Mais qu’est-ce qu’il lui trouve ?

Jonas 3,1-5.10 - 1 Corinthiens 7,29-31 - Marc 1,14-20
dimanche 23 janvier 2000.
 

Mais qu’est-ce qu’il lui trouve ?

Quand on n’apprécie guère la demoiselle à qui s’intéresse un jeune homme, on s’interroge ainsi.

Mais on se demande plus encore : "Que peut-elle bien lui trouver ?" lorsque c’est le garçon qui nous semble bizarre et même inquiétant.

Pourtant, le cas échéant, on se fera une raison : "S’il la rend heureuse..." En effet, si la jeune fille manifeste un goût nouveau pour l’existence, qu’elle travaille bien et n’est que plus aimable avec ses parents, ses frères, ses soeurs et tout son entourage, on aura mauvaise grâce à se plaindre.

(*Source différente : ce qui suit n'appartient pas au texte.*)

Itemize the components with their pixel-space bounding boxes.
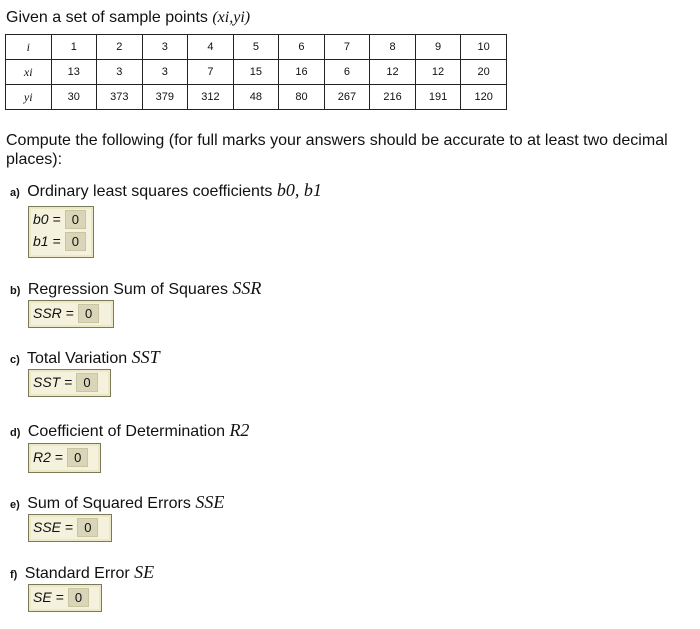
equals-sign: = (52, 233, 61, 249)
table-cell: 120 (461, 85, 507, 110)
table-cell: 8 (370, 35, 416, 60)
instructions-text: Compute the following (for full marks your answers should be accurate to at least two decimal places): (6, 132, 668, 168)
table-row-x (6, 60, 507, 85)
part-d-heading (10, 420, 249, 441)
se-label: SE (33, 589, 52, 605)
answer-box-se (28, 584, 102, 612)
sse-input[interactable]: 0 (77, 518, 98, 537)
table-cell: 7 (188, 60, 234, 85)
answer-row-b0 (33, 210, 86, 230)
equals-sign: = (54, 449, 64, 465)
answer-box-sst (28, 369, 111, 397)
part-f-heading (10, 562, 154, 583)
answer-box-ssr (28, 300, 114, 328)
sample-points-table (5, 34, 507, 110)
part-e-symbol: SSE (195, 492, 225, 512)
table-cell: 16 (279, 60, 325, 85)
table-cell: 2 (97, 35, 143, 60)
sse-label: SSE (33, 519, 62, 535)
answer-box-sse (28, 514, 112, 542)
part-a-letter: a) (10, 187, 20, 199)
table-row-y (6, 85, 507, 110)
part-a-symbol: b0, b1 (276, 180, 322, 200)
table-row-i (6, 35, 507, 60)
r2-label: R2 (33, 449, 51, 465)
part-b-heading (10, 278, 261, 299)
part-e-heading (10, 492, 224, 513)
table-cell: 7 (324, 35, 370, 60)
table-cell: 12 (370, 60, 416, 85)
part-c-heading (10, 347, 160, 368)
equals-sign: = (65, 519, 74, 535)
problem-intro (6, 9, 250, 27)
row-header-y: yi (6, 85, 52, 110)
answer-row-ssr (33, 304, 99, 324)
equals-sign: = (64, 374, 73, 390)
table-cell: 267 (324, 85, 370, 110)
table-cell: 9 (415, 35, 461, 60)
equals-sign: = (65, 305, 74, 321)
part-f-text: Standard Error (24, 565, 130, 582)
table-cell: 1 (51, 35, 97, 60)
part-c-text: Total Variation (26, 350, 128, 367)
part-f-symbol: SE (134, 562, 155, 582)
b0-input[interactable]: 0 (65, 210, 86, 229)
intro-text: Given a set of sample points (6, 9, 208, 26)
equals-sign: = (55, 589, 64, 605)
part-d-letter: d) (10, 427, 21, 439)
part-b-symbol: SSR (232, 278, 262, 298)
table-cell: 10 (461, 35, 507, 60)
table-cell: 6 (279, 35, 325, 60)
part-a-heading (10, 180, 322, 201)
part-b-text: Regression Sum of Squares (27, 281, 228, 298)
equals-sign: = (52, 211, 61, 227)
part-c-letter: c) (10, 354, 20, 366)
ssr-input[interactable]: 0 (78, 304, 99, 323)
r2-input[interactable]: 0 (67, 448, 88, 467)
b1-label: b1 (33, 233, 49, 249)
b0-label: b0 (33, 211, 49, 227)
table-cell: 4 (188, 35, 234, 60)
table-cell: 20 (461, 60, 507, 85)
part-c-symbol: SST (131, 347, 160, 367)
sst-label: SST (33, 374, 61, 390)
table-cell: 379 (142, 85, 188, 110)
table-cell: 80 (279, 85, 325, 110)
answer-row-se (33, 588, 89, 608)
part-d-text: Coefficient of Determination (27, 423, 225, 440)
part-e-letter: e) (10, 499, 20, 511)
table-cell: 216 (370, 85, 416, 110)
intro-notation: (xi,yi) (212, 9, 251, 26)
table-cell: 3 (142, 60, 188, 85)
table-cell: 5 (233, 35, 279, 60)
answer-row-r2 (33, 448, 88, 468)
table-cell: 312 (188, 85, 234, 110)
answer-box-r2 (28, 443, 101, 473)
table-cell: 30 (51, 85, 97, 110)
b1-input[interactable]: 0 (65, 232, 86, 251)
table-cell: 48 (233, 85, 279, 110)
table-cell: 3 (97, 60, 143, 85)
table-cell: 15 (233, 60, 279, 85)
se-input[interactable]: 0 (68, 588, 89, 607)
table-cell: 12 (415, 60, 461, 85)
table-cell: 191 (415, 85, 461, 110)
table-cell: 3 (142, 35, 188, 60)
part-f-letter: f) (10, 569, 18, 581)
part-e-text: Sum of Squared Errors (27, 495, 191, 512)
sst-input[interactable]: 0 (76, 373, 97, 392)
answer-row-b1 (33, 232, 86, 252)
part-a-text: Ordinary least squares coefficients (27, 183, 273, 200)
ssr-label: SSR (33, 305, 62, 321)
part-d-symbol: R2 (229, 420, 250, 440)
answer-box-coefficients (28, 206, 94, 258)
part-b-letter: b) (10, 285, 21, 297)
table-cell: 6 (324, 60, 370, 85)
row-header-i: i (6, 35, 52, 60)
table-cell: 13 (51, 60, 97, 85)
table-cell: 373 (97, 85, 143, 110)
answer-row-sse (33, 518, 98, 538)
answer-row-sst (33, 373, 98, 393)
row-header-x: xi (6, 60, 52, 85)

Bien plus, si elle affronte avec courage, patience et espérance des difficultés assez graves, d’études ou de santé par exemple, on ne songera plus à mal penser de celui dans l’amitié de qui elle trouve de telles ressources. En effet, seul un véritable amour donne ainsi la force et l’esprit de vivre bien le meilleur ou le pire.

Mais qu’est-ce que les Ninivites ont bien pu trouver à Jonas pour se convertir ainsi à sa parole ? Le bref extrait que nous avons entendu aujourd’hui ne suffit pas à se faire une idée du personnage. Mais, pour un prophète, il est bien bizarre : la première fois que Dieu l’appelle à partir pour Ninive, il se lève aussitôt, sans doute, mais c’est pour se défiler !

En outre, sa prédication inquiétante pourrait bien être plus fantaisiste que fidèle à l’inspiration authentique : "Encore quarante jours et Ninive sera détruite", Jonas a-t-il vraiment entendu cela de Dieu ? Le texte ne le dit pas, mais la fin de l’épisode donne à penser que la perspective d’un tel sort pour la grande ville correspondait au souhait malveillant du prophète plus qu’à l’intention du Seigneur.

Pourtant, les Ninivites se sont convertis, ils ont rejeté leurs conduites mauvaises et se sont engagés sur le chemin du bien. Pourquoi ? Parce que, dans la personne du prophète, ils ont trouvé Dieu, vraiment, qui s’était approché d’eux. Et, certes, il leur fallut pour cela le regard de la foi.

Quand les Apôtres, à l’appel de Jésus, se lèvent aussitôt et abandonnent tout pour le suivre, nous trouvons cela naturel. Évidemment, pensons-nous, puisque Jésus est le Fils de Dieu, le Verbe fait chair, leur empressement est normal. Pourtant, cela n’a pas empêché certains de le méconnaître et de le rejeter. Même pour Jésus, en vérité, on ne peut trouver Dieu dans la personne de son serviteur par qui il se fait proche que grâce au regard de la foi.

Vous qui êtes là, vous avez nécessairement accueilli Dieu qui s’est approché de vous en ses serviteurs, ne serait-ce, pour beaucoup, que dans la personne de vos parents. Les parents chrétiens exercent, normalement, en faveur de leurs enfants une responsabilité réellement apostolique. Ils sont pour eux, dès le commencement, les ministres de sa présence toute proche. Et comment ces enfants accompliront-ils parfaitement le commandement d’honorer leurs parents chrétiens sinon en vivant dans la fidélité à ce don reçu ?

Certains d’entre vous ont peut-être oublié, négligé ou même repoussé ce don merveilleux. Accueillez-le maintenant pleinement par la foi. Baptisés et confirmés, vous avez été consacrés par celui qui a promis de faire en nous sa demeure. Par la foi, soyez fidèles à votre vocation.

Vous le savez, les hommes d’aujourd’hui trouvent souvent l’Église bizarre ou inquiétante, et c’est parfois de notre faute. Mais, tels que nous sommes, c’est par nous et en nous que Dieu se fait proche d’eux : nous sommes l’Église par qui le Règne les rejoint maintenant.

Voyez, Dieu appelle les hommes à le trouver en nous : répondons de tout notre coeur à cette vocation qui nous remplit de joie, et rendons-en grâce.